Yesterday we had another stats seminar, and it was basically uneventful. Today we had epi, which was also fine. But this particular speaker has a tendency to get behind and go over time. Usually it doesn't bother me that much, but today I wound up walking out while he was still talking because I had to meet with my PA right at 11:00. I have finally filled out all of the forms to apply formally to the Clinical Research Scholars MS program, so I needed some papers signed. We also talked about the OSCE that I'm missing, and that I have been going to extra clinic sessions to keep practicing my physical diagnosis skills.
Afterward, my partner and I were working on our second statistics project, which we will be presenting on Thursday. It was kind of tough to decide what to do since we already answered most of these questions last week. We were trying to come up with a way to factor out some confounding variables so that we could figure out how much of the difference between our two groups was due to one single variable.
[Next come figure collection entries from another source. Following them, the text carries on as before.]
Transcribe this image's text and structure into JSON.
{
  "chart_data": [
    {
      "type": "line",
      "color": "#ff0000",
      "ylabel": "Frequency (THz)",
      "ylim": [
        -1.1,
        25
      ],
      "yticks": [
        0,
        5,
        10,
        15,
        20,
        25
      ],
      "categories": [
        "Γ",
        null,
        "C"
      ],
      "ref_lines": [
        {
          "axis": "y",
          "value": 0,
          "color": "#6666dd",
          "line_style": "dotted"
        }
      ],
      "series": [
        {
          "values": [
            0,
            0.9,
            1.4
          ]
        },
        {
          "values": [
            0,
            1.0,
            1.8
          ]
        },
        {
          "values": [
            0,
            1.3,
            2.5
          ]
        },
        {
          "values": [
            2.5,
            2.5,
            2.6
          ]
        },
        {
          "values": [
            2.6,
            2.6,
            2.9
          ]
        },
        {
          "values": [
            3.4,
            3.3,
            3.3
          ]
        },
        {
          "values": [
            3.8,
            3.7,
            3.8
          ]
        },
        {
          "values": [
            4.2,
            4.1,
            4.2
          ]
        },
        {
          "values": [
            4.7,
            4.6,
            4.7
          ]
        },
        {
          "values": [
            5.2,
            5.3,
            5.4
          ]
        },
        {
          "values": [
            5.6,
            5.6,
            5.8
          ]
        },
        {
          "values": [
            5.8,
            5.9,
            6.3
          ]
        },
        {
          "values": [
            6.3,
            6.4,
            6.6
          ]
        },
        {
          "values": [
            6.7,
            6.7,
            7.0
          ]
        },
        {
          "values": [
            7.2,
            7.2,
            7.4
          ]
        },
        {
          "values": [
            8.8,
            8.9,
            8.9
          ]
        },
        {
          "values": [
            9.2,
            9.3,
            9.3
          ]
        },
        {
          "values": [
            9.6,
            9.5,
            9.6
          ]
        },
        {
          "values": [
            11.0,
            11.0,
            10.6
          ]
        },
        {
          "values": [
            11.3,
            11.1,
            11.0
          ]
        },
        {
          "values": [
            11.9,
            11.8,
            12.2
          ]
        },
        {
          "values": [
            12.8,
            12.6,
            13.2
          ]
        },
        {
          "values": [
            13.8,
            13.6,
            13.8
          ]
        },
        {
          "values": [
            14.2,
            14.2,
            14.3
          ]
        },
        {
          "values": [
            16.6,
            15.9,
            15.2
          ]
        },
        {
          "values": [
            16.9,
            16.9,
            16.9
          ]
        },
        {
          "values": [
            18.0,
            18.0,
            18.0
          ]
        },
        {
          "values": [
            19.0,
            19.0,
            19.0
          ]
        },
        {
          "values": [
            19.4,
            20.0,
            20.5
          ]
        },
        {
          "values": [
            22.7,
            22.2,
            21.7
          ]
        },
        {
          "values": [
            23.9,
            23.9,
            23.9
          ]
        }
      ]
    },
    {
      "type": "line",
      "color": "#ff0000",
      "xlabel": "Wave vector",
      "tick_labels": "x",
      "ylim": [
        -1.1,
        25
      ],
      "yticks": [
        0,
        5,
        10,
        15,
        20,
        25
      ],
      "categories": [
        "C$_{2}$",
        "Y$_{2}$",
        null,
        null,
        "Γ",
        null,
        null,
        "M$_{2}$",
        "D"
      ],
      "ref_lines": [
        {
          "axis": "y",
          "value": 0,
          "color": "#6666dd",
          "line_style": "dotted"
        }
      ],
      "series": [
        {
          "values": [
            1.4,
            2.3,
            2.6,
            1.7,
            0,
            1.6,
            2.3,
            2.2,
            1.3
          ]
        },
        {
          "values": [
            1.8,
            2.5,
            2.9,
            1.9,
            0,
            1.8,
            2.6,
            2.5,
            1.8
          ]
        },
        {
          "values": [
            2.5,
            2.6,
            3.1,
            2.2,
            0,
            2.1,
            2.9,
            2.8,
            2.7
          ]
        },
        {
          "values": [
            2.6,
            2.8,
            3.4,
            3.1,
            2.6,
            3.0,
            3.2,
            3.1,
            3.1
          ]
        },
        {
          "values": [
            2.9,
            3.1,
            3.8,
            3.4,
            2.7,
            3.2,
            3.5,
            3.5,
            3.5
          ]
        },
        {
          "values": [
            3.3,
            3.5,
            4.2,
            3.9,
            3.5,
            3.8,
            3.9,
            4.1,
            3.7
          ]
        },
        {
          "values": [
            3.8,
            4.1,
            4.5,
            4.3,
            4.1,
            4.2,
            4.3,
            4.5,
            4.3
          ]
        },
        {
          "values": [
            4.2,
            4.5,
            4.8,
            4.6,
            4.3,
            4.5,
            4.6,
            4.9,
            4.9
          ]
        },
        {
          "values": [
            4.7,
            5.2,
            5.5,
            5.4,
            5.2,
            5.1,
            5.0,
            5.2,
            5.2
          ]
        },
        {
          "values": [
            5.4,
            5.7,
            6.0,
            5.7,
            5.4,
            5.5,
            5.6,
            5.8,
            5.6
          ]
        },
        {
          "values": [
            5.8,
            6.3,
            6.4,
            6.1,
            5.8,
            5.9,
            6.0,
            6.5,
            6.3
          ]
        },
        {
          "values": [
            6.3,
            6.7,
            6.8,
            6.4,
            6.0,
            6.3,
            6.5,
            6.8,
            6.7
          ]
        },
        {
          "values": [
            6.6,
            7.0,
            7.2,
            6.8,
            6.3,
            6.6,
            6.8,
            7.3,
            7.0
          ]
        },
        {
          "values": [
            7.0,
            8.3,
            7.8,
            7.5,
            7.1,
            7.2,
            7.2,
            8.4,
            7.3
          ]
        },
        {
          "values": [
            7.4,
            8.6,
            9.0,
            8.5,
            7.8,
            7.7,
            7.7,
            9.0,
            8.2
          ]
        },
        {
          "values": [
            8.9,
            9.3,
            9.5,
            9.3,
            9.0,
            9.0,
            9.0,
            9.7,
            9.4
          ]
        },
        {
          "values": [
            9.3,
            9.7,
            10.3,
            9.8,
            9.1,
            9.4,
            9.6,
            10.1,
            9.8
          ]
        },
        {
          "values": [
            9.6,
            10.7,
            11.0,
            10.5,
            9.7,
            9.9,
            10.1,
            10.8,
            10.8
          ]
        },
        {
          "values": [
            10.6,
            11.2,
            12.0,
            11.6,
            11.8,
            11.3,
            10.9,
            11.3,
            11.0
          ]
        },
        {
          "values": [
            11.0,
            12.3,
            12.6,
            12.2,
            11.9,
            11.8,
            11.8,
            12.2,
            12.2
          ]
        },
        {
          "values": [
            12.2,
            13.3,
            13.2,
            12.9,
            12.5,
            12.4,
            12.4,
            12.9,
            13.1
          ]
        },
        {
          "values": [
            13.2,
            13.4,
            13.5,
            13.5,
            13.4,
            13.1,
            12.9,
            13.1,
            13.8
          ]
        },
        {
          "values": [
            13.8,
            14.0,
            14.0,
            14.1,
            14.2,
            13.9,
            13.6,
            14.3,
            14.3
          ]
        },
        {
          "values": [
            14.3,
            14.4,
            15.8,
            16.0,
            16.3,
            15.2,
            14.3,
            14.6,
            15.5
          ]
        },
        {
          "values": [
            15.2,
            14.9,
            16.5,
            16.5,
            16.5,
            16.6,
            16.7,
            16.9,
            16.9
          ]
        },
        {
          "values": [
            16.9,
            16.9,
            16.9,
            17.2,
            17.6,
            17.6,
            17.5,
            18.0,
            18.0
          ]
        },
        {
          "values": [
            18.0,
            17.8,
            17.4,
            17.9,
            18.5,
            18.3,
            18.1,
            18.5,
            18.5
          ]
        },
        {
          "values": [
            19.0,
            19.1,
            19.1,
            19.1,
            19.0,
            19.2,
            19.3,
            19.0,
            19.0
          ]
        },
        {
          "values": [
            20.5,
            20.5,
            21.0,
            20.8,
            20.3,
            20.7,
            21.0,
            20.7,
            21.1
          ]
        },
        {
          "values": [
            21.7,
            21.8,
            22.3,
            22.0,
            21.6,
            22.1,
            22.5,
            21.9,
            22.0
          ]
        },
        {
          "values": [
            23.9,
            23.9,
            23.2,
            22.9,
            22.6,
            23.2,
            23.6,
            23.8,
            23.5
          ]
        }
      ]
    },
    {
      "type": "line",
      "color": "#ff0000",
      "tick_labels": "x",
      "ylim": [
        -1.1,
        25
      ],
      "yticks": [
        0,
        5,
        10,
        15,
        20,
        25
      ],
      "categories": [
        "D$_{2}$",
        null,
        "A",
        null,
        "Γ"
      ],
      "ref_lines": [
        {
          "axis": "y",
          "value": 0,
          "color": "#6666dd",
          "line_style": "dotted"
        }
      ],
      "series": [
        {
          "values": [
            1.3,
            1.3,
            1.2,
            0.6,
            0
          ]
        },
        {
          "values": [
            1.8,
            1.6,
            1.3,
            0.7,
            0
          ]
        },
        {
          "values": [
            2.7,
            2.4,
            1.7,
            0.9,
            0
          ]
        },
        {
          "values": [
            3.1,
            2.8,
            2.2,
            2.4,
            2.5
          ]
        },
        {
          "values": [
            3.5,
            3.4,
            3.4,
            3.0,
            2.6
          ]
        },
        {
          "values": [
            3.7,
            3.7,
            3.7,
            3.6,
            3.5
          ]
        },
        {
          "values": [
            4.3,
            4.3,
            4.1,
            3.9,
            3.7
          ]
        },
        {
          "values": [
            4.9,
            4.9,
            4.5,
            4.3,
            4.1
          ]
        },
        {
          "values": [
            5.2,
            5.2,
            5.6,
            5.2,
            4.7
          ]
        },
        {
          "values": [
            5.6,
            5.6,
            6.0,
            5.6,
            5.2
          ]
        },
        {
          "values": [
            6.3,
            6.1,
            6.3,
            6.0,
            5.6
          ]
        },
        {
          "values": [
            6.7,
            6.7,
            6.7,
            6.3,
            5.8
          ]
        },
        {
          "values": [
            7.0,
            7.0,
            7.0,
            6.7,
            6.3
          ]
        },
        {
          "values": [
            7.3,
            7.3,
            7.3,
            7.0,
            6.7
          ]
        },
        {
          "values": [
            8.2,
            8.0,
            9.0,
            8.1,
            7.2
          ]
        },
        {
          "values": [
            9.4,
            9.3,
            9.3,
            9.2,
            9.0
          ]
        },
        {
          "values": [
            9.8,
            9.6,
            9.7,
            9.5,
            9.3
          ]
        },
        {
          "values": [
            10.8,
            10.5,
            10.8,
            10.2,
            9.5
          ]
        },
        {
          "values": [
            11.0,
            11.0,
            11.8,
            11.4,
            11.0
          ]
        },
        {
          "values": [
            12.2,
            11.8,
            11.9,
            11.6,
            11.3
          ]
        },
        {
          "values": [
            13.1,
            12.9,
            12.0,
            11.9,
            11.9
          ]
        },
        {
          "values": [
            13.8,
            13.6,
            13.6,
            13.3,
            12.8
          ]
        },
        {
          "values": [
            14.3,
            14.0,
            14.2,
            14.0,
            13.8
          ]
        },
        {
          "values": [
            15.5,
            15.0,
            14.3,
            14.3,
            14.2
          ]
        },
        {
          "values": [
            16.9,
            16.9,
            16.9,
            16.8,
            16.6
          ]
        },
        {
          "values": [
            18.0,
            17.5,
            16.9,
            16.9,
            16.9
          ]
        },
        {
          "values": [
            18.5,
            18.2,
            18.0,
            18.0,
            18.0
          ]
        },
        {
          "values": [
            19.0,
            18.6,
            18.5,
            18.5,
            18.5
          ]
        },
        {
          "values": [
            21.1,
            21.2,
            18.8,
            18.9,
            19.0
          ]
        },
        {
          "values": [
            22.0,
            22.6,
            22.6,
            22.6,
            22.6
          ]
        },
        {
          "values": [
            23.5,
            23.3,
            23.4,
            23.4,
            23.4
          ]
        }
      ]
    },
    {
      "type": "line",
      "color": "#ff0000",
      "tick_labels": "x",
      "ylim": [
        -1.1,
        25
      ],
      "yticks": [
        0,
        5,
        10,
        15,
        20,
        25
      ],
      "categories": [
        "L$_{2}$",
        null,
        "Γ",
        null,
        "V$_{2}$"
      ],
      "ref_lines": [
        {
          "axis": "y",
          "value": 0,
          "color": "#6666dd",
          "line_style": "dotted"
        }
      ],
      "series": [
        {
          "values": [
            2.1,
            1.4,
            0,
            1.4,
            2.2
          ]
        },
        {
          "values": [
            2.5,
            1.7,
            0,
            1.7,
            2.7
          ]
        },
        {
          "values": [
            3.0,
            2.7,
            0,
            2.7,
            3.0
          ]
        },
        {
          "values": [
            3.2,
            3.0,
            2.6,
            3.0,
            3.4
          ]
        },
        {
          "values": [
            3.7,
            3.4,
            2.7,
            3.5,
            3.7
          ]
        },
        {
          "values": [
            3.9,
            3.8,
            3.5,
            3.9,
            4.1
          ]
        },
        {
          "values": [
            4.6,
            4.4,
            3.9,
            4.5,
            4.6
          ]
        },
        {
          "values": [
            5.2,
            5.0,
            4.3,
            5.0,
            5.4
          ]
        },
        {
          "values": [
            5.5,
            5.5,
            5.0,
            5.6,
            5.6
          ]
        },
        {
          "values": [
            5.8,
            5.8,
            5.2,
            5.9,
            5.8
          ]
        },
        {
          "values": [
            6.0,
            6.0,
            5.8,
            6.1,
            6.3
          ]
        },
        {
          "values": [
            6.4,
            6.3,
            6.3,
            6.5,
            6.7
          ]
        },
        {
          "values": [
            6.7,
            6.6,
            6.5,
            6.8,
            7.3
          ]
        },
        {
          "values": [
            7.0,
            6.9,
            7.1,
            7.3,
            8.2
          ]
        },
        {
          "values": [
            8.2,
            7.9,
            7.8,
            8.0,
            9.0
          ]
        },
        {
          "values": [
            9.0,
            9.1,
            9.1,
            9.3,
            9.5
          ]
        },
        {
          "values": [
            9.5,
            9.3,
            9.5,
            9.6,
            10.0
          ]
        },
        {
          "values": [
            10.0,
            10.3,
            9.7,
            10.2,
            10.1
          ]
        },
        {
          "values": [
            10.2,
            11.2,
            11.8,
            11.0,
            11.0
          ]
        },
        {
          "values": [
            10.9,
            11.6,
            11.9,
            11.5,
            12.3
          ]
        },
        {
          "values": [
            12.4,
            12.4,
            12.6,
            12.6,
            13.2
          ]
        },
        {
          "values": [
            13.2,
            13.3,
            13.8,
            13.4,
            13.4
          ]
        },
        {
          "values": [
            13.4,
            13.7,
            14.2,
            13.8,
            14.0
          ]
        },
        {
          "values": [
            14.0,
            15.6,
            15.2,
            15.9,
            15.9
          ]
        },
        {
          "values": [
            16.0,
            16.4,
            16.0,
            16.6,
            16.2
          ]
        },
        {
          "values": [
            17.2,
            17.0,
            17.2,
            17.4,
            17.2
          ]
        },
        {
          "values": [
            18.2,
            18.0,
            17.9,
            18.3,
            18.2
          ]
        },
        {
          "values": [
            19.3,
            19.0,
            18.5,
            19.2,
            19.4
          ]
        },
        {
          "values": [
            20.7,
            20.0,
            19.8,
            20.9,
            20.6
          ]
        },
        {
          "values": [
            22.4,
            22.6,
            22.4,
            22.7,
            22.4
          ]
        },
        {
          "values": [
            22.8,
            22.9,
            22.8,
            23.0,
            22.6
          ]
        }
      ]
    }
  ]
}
But we had to call it quits before we figured it out because it was time for me to go to clinic.
I expected to get out of clinic early, but instead I wound up being there for longer than usual. The weather today in Cleveland was very bad, and I figured all of that rain and lightning would keep the patients home. Well, one did cancel, but all of the others came anyway. I saw one patient with an earache and another one with shingles on my own, and then I went with my preceptor to see two other patients who were getting full physicals performed.
My last patient was having dizzy spells, so I decided that I wanted to find out if she had orthostatic hypotension. A person who has this condition can get dizzy and faint if they get up too quickly, because their heart doesn't compensate fast enough to get the blood back up into their head from their legs. It is fairly common in older people, especially if they are taking certain medications. The test is simple: you take the patient's blood pressure once while she is lying down, and then again after she has been standing up for a few minutes. However, I wound up having to repeat the test, because my preceptor wanted me to take the patient's blood pressure three times while she was standing (after 2, 5, and 10 minutes) rather than only once. I also didn't know that I should get her pulse as well. It turns out that some patients might get a faster than normal pulse to try to compensate for having less blood returning to the heart. The problem with this is that if your heart starts pumping blood too fast, then there isn't enough time for the ventricles to fill up all the way before they pump the blood out.
All in all, it was a very tiring but good learning experience. I wound up staying afterward for about half an hour to talk to my preceptor about what I should be working on to improve my clinical skills for this year. The clinical faculty had already been discussing my progress anyway because I will be missing the fall OSCE, and apparently the physical diagnosis course director was very happy to find out that I took the initiative to set up these extra clinic days. My preceptor also offered to write an extra evaluation for me so that I can include it in my portfolio as evidence toward my clinical skills competency for this year. We agreed that I should start working on tailoring the history and physical exam to the patient's pathology, as opposed to trying to just get through a memorized list of skills and questions.
There is one downside to starting to learn clinical skills as early as we do, which is that a lot of times, you wind up memorizing questions and going through procedures without understanding exactly why you are doing certain things. Last year I got very frustrated with the physical diagnosis class at times for exactly that reason. I think that this year it will start coming together a lot better though, because we finally are reaching a point where we have enough background knowledge to understand what we're trying to do with various tests and questions.